11, 12. now art thou cursed from the earth--a curse superadded to the general one denounced on the ground for Adam's sin.
12. a fugitive--condemned to perpetual exile; a degraded outcast; the miserable victim of an accusing conscience.
13, 14. And Cain said . . . My punishment is greater than I can bear--What an overwhelming sense of misery; but no sign of penitence, nor cry for pardon.
14. every one that findeth me shall slay me--This shows that the population of the world was now considerably increased.
15. whosoever slayeth Cain--By a special act of divine forbearance, the life of Cain was to be spared in the then small state of the human race.
set a mark--not any visible mark or brand on his forehead, but some sign or token of assurance that his life would be preserved. This sign is thought by the best writers to have been a wild ferocity of aspect that rendered him an object of universal horror and avoidance.

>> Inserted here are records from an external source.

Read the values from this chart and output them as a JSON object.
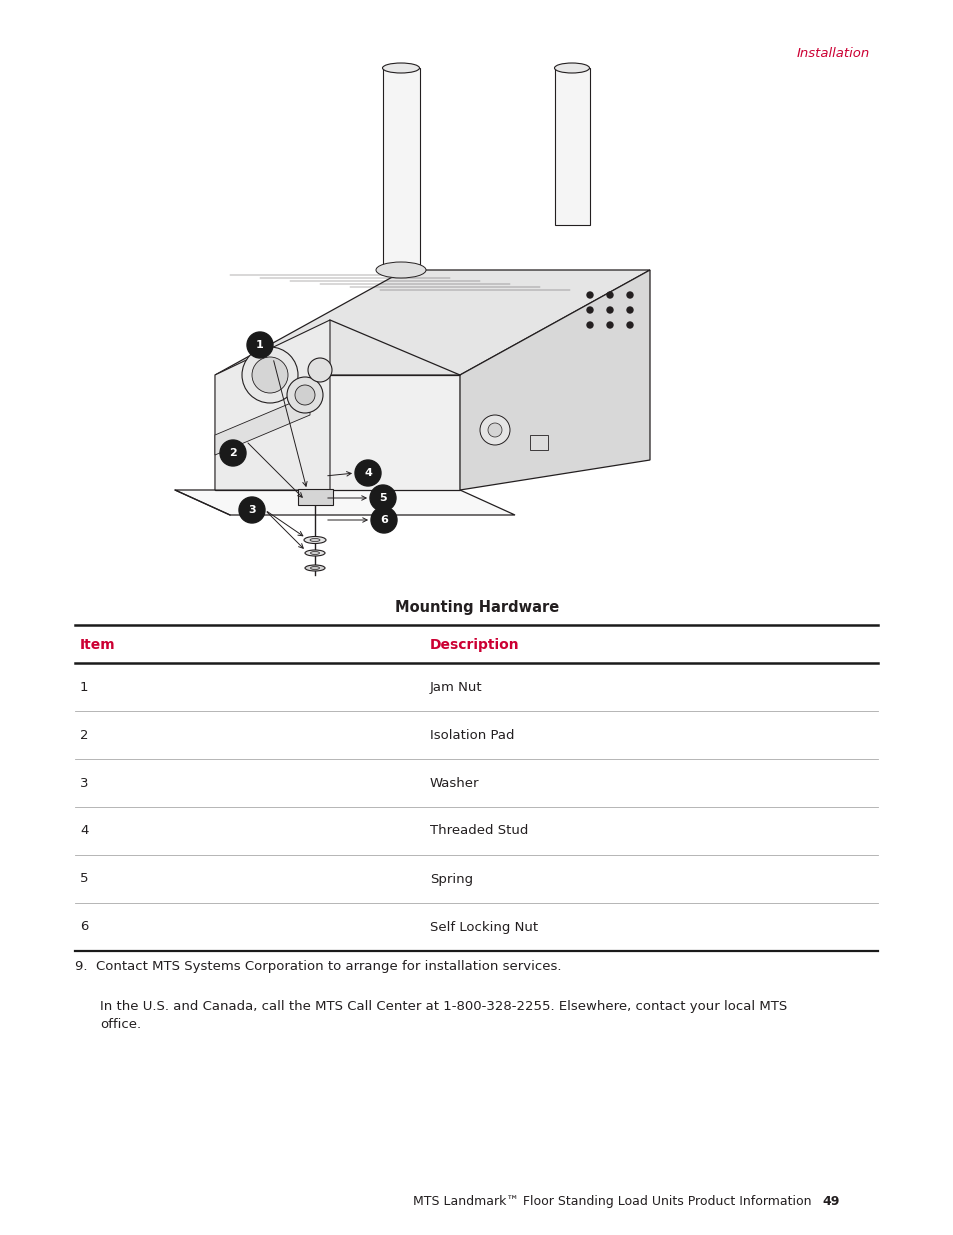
{
  "header_text": "Installation",
  "header_color": "#cc0033",
  "table_title": "Mounting Hardware",
  "table_col1_header": "Item",
  "table_col2_header": "Description",
  "header_color_red": "#cc0033",
  "table_rows": [
    [
      "1",
      "Jam Nut"
    ],
    [
      "2",
      "Isolation Pad"
    ],
    [
      "3",
      "Washer"
    ],
    [
      "4",
      "Threaded Stud"
    ],
    [
      "5",
      "Spring"
    ],
    [
      "6",
      "Self Locking Nut"
    ]
  ],
  "step9_line1": "9.  Contact MTS Systems Corporation to arrange for installation services.",
  "step9_line2": "In the U.S. and Canada, call the MTS Call Center at 1-800-328-2255. Elsewhere, contact your local MTS\noffice.",
  "footer_normal": "MTS Landmark™ Floor Standing Load Units Product Information  ",
  "footer_bold": "49",
  "bg_color": "#ffffff",
  "text_color": "#231f20",
  "font_size_body": 9.5,
  "font_size_header": 10,
  "font_size_table_header": 10,
  "font_size_footer": 9
}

16. presence of the Lord--the appointed place of worship at Eden. Leaving it, he not only severed himself from his relatives but forsook the ordinances of religion, probably casting off all fear of God from his eyes so that the last end of this man is worse than the first ( Matthew 12:45 ).
land of Nod--of flight or exile--thought by many to have been Arabia-Petræa--which was cursed to sterility on his account.
17-22. builded a city--It has been in cities that the human race has ever made the greatest social progress; and several of Cain's descendants distinguished themselves by their inventive genius in the arts.
19. Lamech took unto him two wives--This is the first transgression of the law of marriage on record, and the practice of polygamy, like all other breaches of God's institutions, has been a fruitful source of corruption and misery.
23, 24. Lamech said unto his wives--This speech is in a poetical form, probably the fragment of an old poem, transmitted to the time of Moses. It seems to indicate that Lamech had slain a man in self-defense, and its drift is to assure his wives, by the preservation of Cain, that an unintentional homicide, as he was, could be in no danger.
26. men began to call upon the name of the Lord--rather, by the name of the Lord. God's people, a name probably applied to them in contempt by the world.